If you were to say to me, “Okay, but I’m not a crazy banana bread lady, and I don’t need a dozen loaves of the stuff; which should I make?”, I would definitely say this one.  It is dark, moody, spicy, sweet; imagine bluesy jazz, molasses, winter-blackened woody hollows, log fires in libraries. . .okay, I’ll stop.  I’m telling you, I’m in serious danger of inventing the banana bread sommelier!  Without further ado I give you. . .

ripe

preandpostroast

steam

caramelized

chocwalnut

finisoverhead

Gluten-free Roasted Banana and Chocolate Chunk Banana Nut Bread

makes 2 loaves

Ingredients

1 cup almond flour (or finely ground almonds)

1 cup sorghum flour

1 cup tapioca or potato starch

4 tsp baking powder

1 tsp baking soda

1 tsp salt

2 tsp cinnamon

5-6 ripe bananas, roasted

4 eggs

1/4 cup buttermilk or yogurt

1/2 cup coconut or olive oil

1 1/2 cups brown sugar

1/2 cup maple syrup

4 tsp vanilla

3.5-4 oz (1 bar) 70% dark chocolate, roughly chopped

1 cup toasted walnuts

Directions

Preheat oven to 350.  Line baking sheet with parchment paper and line 2 bread pans.  Cut bananas in halves or rounds and arrange on pan.  Roast for 20-30 minutes until bananas have caramelized or you can no longer wait.  Remove parchment with bananas and place walnuts on pan; return to oven and toast nuts for roughly 10 min.

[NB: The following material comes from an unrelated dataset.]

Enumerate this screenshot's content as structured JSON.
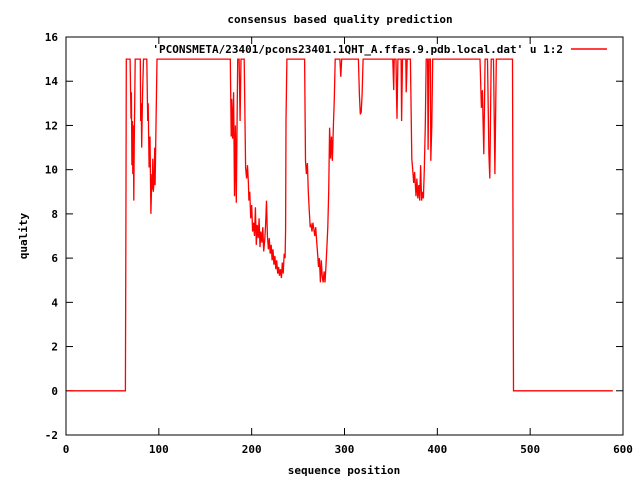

Meanwhile, in a large bowl whisk together flours, starch, b. powder, soda, salt, and cinnamon until very well combined.  In a food processor, large blender, or mixer combine roasted bananas (and any juices), eggs, oil, syrup, sugar, and vanilla and blend thoroughly.  Add dry ingredients and process for 30-45 seconds, or until completely combined. (As this recipe contains no gluten, you really can’t overmix!)

Returning batter to large bowl, fold in chocolate, and walnuts, and divide batter evenly between two bread pans.  Bake at 350 for approximately 45 minutes.  Remove from oven and let stand for 15 minutes before lifting loaves from pans to cooling rack.